There is certainly no shortage of one thing in the world, and that's a lack of goodwill to all men. And women. And children. If it isn't Russia introducing laws against homosexuality, then it's Saudi Arabia resisting the idea that women should drive cars. If it isn't Burma, spoilt for choice, decade after decade, as to which ethnicity to cleanse, then it's a bunch of African countries extolling female genital mutilation.
And outrageous as these horrors are, even the countries that we in the UK see as our natural allies, and consider as sharing our values, are hardly perfect. The US clings to capital punishment, thwarted only by a lack of the chemicals necessary to kill. Australia stands against gay marriage. Israel continues to favour the needs of settlers over established populations. Europe continues to harbour virulent antisemitism.
Britain is hardly without problems either. Hardly a day goes by without some giant, discriminatory insult provoking heated indignation. If it isn't a forgotten X Factor winner blithely sharing his homophobia, then it is a little-known university rule-making body being blasted for promoting gender segregation. If it isn't some obscure politician demanding that all Europeans should be sent back to Europe, then it's some woeful cliche of a lawyer bemoaning the horrors of sexually predatory children.

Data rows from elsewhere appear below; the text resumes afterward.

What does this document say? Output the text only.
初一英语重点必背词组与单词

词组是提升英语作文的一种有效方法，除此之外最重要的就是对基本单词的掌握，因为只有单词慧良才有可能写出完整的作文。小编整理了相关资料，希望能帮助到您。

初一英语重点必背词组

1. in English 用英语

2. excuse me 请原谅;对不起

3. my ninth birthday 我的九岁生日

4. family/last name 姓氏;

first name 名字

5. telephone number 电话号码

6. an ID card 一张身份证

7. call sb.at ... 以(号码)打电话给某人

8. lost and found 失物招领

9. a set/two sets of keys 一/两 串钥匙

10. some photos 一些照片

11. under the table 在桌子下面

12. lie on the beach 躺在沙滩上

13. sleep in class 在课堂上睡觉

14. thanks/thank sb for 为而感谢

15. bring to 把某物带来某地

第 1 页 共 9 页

Our own transgressions against human rights may seem minor compared to those being perpetrated abroad, and our condemnations of them satisfyingly uncompromising. But it is surely helpful to remind ourselves that our own anti-discriminatory consensus is an extremely recent development. Living adults remember when their sexuality was illegal, when women had the right to complete an undergraduate course, but not to receive a degree. While people continue to count racism against them as part of their daily experience, their parents can remember when this wasn't even against the law. People who expected to die without being brought to account for their sexual crimes against children, as Jimmy Savile did, are belatedly seeing the inside of a court of law.